The key to achieving that growth, he said, will be constant innovation, producing high quality products, backed up by quality worldwide service at a highly cost competitive price. "Shenzhen is working hard to become an international city. But to stand on its own it really needs to build on its advantages and high technology is one of them."

Aside promoting high tech, the government wants to see Shenzhen grow into a world-class logistics center, an essential component for a city whose economic lifeblood is international trade. Even a casual look at the city's highways, continually jammed with container lorries heading to and from the border posts and surrounding ports, reveals just how much trade matters to Shenzhen.

Along the border with Hong Kong, at its four ports and airports, the city has six logistics parks opened or under development, and foreign companies involved in logistics and transportation are offered a long list of tax breaks and other incentives to invest.

Growth in this field is seen as a key part of the plan to make Shenzhen a bridge between the Pearl River Delta economy and the outside world. "Already the logistics handled by our office in Shenzhen is more than nine times that handled by our Hong Kong office," said a manager with a major European shipping firm that has itself doubled its presence based in the city in the space of 18 months. "Two years ago the situation was the other way round, Hong Kong was much bigger, and if anything the growth is even faster today."
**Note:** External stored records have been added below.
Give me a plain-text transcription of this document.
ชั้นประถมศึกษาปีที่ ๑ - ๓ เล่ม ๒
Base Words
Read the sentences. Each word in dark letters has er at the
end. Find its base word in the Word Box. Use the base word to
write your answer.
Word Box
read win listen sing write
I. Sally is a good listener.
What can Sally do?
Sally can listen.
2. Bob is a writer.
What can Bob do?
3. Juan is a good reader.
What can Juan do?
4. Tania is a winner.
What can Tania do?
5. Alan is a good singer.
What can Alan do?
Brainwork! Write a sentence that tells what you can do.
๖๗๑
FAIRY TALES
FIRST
From a livability perspective, Shenzhen is also changing fast. This, after all, is where Deng supposedly uttered his famous "to get rich is glorious" motto. Now that Shenzhen is rich, work has begun on making it glorious. Many of the more polluting factories that first set up shop in the early days of the SEZ have closed down or have moved elsewhere in Guangdong. The city is also promoting itself as one of the greenest in China, and now boasts what is known as a "green coverage ratio" of 45%, according to the official figures. "After two decades of rapid development the government is really beginning to appreciate the need for environmental protection," said attorney Bing Bing Shi.

"It's a very important factor in attracting new investors, especially high tech firms."

Traffic remains a major problem, but Dezan Shira's Alberto Vettoretti is betting the city's new subway system will begin to alleviate some of the worst congestion. Phase 1 opens within weeks.

Hong Kong's Mass Transit Railway Corporation helped build it. Now there is talk of integrating both Shenzhen and Hong Kong transit networks by the end of the decade – potentially a huge step towards bringing the economies and workforces of the neighboring cities closer together.

Shenzhen isn't all roses. This is, after all, Chinese free market capitalism at its harshest, and those who don't make the grade often have nothing to fall back on. As a result, Shenzhen has a noticeably high number of beggars, especially in the rather seedier area close to the Lowu border crossing with Hong Kong. Drugs and street crime, too, have also been a problem – although the city government recently toughened up policing, bringing a noticeable drop in cases.

The Luohu border area (spelled Lowu on the Hong Kong side) is getting a needed makeover, and the city is investing heavily in a gleaming new CBD further north in the Futian district.

Meanwhile, among those who have made it (and there are many), there is a tangibly optimistic feel to the city; a sense that anything is possible and fortunes are still ready to be made. Money doesn't grow on trees of course, but in Shenzhen it's possible to imagine that it might just be worth sticking a few dollars in the ground to see what happens.